When the San Francisco Giants won the World Series in October 2012, they did it with the unlikeliest of good luck charms: a baby françois’ langur. The tiny monkey had been born at the San Francisco Zoo, and its arrival coincided with a winning streak for the Giants. In honor of this serendipitous connection, the zoo named the orange-headed monkey Romo, after the relief pitcher who clinched the World Series championship. Today, guests to the San Francisco Zoo can visit Romo and several of her monkey buddies at the Doelger Primate Discovery Center, which is just one of dozens of meticulously crafted animal exhibits.
Amid verdant city parks and overlooking the Pacific Ocean, the zoo has been a part of the San Francisco community since it opened in 1929. Nearly 700 species of animals crawl, swim, and fly over its nearly 100 acres.

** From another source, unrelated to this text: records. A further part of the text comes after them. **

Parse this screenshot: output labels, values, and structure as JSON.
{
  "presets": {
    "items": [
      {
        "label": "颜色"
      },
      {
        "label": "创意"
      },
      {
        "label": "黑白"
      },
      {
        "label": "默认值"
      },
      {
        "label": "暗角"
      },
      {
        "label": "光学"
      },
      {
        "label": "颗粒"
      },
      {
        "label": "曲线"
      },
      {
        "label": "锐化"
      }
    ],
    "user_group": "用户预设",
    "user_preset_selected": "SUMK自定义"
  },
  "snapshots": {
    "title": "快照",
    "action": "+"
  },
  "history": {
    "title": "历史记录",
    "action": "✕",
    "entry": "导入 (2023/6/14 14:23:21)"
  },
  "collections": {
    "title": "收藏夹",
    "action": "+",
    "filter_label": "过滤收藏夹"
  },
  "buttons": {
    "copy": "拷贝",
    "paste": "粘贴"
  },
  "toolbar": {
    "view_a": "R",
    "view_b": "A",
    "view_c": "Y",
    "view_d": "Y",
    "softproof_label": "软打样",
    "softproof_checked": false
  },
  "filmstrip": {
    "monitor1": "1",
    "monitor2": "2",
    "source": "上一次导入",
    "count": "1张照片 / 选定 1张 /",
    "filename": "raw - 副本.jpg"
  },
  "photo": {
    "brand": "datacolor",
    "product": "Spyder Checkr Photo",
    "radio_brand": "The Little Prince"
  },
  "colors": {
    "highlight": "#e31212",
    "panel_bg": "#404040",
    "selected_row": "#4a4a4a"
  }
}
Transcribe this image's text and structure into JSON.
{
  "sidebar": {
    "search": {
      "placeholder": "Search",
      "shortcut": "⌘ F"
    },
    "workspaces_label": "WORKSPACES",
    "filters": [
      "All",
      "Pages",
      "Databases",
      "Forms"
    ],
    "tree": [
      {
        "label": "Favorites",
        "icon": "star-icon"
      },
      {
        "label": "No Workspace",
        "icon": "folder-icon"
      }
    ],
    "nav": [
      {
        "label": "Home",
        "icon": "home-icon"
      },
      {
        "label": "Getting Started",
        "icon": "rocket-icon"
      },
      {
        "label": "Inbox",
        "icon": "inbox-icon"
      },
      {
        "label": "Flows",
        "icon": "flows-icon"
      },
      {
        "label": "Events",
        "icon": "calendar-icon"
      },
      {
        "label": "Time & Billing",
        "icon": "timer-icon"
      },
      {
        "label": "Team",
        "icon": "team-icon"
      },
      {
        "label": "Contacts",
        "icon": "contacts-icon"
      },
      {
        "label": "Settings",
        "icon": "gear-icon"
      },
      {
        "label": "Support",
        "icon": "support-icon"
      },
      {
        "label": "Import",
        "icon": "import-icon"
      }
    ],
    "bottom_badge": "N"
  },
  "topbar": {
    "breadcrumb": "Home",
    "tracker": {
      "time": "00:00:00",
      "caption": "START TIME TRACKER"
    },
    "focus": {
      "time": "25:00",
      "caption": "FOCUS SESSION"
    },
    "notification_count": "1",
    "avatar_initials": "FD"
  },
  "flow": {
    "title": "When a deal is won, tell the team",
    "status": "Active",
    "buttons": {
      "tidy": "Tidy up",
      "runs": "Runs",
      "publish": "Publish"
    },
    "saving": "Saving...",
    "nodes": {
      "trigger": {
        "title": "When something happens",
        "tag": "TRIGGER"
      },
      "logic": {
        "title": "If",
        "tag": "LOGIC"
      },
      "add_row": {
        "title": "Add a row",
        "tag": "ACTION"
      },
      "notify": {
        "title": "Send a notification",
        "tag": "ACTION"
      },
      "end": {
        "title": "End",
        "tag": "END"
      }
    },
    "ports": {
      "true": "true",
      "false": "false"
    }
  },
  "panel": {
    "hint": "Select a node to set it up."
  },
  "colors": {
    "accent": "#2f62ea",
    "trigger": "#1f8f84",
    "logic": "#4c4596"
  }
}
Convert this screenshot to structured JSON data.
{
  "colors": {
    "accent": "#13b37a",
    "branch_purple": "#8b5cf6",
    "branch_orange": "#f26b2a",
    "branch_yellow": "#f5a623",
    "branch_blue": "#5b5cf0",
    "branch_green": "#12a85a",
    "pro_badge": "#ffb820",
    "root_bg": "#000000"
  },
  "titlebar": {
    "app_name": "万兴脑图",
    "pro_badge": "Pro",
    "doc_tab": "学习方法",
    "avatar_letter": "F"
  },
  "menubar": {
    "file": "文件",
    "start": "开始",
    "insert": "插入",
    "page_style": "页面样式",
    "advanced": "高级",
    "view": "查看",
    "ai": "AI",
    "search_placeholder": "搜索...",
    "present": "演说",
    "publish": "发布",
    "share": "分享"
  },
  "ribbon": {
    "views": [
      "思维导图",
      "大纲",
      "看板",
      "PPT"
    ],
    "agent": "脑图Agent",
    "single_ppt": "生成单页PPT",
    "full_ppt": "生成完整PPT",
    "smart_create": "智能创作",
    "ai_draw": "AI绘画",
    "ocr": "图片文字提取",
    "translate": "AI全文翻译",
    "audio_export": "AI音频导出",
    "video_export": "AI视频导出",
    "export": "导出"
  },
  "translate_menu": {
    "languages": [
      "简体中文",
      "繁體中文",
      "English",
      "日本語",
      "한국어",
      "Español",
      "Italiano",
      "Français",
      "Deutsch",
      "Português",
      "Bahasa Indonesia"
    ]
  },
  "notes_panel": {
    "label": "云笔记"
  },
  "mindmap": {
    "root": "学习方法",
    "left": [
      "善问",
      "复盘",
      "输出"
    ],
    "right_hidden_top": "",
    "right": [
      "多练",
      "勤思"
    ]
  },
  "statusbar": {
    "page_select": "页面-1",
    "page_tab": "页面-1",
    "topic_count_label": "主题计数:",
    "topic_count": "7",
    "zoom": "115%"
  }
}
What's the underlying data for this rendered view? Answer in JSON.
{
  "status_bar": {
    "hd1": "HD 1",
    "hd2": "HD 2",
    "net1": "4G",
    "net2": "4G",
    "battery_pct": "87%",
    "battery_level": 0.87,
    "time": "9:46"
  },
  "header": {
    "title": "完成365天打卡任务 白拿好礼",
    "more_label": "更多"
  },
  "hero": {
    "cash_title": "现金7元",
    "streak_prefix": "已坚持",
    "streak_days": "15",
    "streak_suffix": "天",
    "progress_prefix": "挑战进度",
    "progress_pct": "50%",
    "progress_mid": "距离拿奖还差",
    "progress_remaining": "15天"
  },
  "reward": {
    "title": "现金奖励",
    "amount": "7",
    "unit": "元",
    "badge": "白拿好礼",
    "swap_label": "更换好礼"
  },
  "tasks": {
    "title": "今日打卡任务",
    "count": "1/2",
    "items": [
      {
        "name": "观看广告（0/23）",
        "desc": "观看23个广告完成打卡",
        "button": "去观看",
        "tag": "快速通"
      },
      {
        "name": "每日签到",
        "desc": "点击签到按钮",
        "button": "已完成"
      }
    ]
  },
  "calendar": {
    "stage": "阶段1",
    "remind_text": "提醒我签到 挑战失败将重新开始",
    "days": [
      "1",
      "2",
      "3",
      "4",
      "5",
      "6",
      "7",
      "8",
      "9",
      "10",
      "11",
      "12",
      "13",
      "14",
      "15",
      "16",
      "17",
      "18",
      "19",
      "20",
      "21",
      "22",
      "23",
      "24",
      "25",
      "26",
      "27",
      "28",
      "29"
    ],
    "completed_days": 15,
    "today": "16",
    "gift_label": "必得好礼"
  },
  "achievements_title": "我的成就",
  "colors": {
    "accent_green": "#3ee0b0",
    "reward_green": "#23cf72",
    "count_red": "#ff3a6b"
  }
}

Visitors traversing the space can explore elaborate exhibits and attempt to telepathically communicate with anything from birds and reptiles to invertebrates and mammals, including hippos, polar bears, and big cats.
One of the zoo’s most impressive habitats is the 3-acre African Savanna, which recreates a sprawling natural environment for free-roaming giraffes, zebras, kudu, and ostriches. Nearby, lemurs swing and leap through the treetops inside one of the country’s largest outdoor lemur habitats. In the Hearst Grizzly Gulch, panes of transparent plexiglas separate visitors from enormous Montana-born grizzly bear sisters Kachina and Kiona.